As we saw on Christmas, Al Qaida and its extremist allies will stop at nothing in their efforts to kill Americans. And we are determined not only to thwart those plans but to disrupt, dismantle, and defeat their networks once and for all. Indeed, over the past year, we’ve taken the fight to Al Qaida and its allies wherever they plot and train, be it in Afghanistan and Pakistan, in Yemen and Somalia, or in other countries around the world. (January 4, 2020)
To mad dog senators like Joe Lieberman and Jim DeMint already fantasizing about making war on yet another Muslim country, we offer the humble reminder that thus far, the military option – and it has always been an option, despite tough talk about “wars of necessity” – has not produced brilliant results for us. Dropping bombs on more brown-skinned people will not make us feel safer in Topeka and Providence. Furthermore, politicians of the bellicose variety should consult the British on the prospects of subduing a country like Yemen (they tried it and got licked in the late 1960s). No cake walk, no slam dunk, in short, no fun.
Our reviews, and the steps that we’ve taken and will continue to take, go to the heart of the kind of intelligence and homeland security we need in the 21st century. Just as Al Qaida and its allies are constantly evolving and adapting their efforts to strike us, we have to constantly adapt and evolve to defeat them, because as we saw on Christmas, the margin for error is slim and the consequences of failure can be catastrophic. (January 4, 2010)

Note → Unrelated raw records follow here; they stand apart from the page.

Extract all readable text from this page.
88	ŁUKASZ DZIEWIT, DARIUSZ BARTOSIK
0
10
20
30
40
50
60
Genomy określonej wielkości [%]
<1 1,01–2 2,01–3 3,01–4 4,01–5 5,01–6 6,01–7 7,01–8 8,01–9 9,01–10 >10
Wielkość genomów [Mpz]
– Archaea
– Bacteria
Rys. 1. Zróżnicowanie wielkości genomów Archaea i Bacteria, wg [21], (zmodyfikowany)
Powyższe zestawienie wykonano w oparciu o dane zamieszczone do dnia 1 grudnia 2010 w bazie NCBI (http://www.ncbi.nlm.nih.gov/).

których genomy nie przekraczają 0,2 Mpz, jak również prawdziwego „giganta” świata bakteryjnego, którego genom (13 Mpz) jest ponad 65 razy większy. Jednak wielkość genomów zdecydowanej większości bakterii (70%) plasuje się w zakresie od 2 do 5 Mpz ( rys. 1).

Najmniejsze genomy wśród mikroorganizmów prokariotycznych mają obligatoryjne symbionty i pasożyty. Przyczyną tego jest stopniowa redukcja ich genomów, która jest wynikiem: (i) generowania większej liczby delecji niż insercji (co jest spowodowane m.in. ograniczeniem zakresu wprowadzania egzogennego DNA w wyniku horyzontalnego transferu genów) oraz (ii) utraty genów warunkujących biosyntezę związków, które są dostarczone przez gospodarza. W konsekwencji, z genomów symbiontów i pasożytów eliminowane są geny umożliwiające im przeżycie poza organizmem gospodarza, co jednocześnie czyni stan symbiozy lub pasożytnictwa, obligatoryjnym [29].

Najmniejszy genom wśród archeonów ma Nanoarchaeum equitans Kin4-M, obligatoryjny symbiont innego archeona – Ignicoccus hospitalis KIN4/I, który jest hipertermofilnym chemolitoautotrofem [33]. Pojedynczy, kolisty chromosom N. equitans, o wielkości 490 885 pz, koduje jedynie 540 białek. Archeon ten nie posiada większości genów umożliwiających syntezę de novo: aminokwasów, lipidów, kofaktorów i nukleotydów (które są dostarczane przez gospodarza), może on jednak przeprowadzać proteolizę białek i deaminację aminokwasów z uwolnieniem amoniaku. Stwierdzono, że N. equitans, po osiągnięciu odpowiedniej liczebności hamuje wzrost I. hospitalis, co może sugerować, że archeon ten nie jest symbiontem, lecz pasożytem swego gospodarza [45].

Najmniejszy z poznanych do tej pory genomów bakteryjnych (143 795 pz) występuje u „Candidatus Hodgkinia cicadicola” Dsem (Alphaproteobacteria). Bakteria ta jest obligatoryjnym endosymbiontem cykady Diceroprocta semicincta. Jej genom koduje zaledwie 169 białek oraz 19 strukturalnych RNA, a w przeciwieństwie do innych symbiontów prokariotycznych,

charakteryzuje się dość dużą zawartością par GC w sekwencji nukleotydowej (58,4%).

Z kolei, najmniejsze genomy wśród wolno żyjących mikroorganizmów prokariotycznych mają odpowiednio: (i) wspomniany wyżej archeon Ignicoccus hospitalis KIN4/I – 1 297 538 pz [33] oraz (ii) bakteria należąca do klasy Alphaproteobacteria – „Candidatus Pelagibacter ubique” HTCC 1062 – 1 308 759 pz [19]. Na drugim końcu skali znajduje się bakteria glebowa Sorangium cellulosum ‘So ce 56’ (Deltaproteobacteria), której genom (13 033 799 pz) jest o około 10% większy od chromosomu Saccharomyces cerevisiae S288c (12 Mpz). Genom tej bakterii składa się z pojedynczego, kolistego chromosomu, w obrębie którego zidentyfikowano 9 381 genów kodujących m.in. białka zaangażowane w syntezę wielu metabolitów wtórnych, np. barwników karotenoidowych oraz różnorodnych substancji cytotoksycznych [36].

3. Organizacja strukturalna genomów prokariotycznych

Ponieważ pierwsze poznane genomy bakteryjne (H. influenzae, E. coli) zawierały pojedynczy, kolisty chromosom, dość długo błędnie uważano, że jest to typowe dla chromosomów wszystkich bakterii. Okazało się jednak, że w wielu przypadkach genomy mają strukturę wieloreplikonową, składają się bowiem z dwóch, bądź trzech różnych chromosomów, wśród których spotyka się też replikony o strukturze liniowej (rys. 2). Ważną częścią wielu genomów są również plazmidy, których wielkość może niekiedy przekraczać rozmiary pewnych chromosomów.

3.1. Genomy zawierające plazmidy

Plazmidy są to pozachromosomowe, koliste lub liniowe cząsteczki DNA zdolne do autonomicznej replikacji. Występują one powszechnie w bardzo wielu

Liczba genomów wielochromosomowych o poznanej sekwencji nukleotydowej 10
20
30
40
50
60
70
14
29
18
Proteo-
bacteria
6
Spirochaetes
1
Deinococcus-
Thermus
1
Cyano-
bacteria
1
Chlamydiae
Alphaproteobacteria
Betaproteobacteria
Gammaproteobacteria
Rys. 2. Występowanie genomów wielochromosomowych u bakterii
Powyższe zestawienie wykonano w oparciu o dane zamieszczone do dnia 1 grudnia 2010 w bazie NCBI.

POTUS’s own self-hypnotic mantra that we must “disrupt, dismantle, and defeat” (sometimes he swaps in “destroy” in the third position) betrays precisely the kind of misunderstanding Baer warns against. If Baer is right – and I suspect he is – the “war on terror” (not in name but in practice unchanged since October 2001) will be lost for the same simple reasons that our other fastidious struggles with demons on which we have previously declared wars – drugs, crime, poverty – have failed. Terrorism – terror! – just as any other abstraction we abhor, cannot easily be squashed by brute force; rather, it must be drained over time of its persuasive power. We won’t accomplish that by patting down the pantaloons of 170 million Nigerians, much less by allowing our politicians to fan the flames of xenophobia while praising the virtues of American vigilance.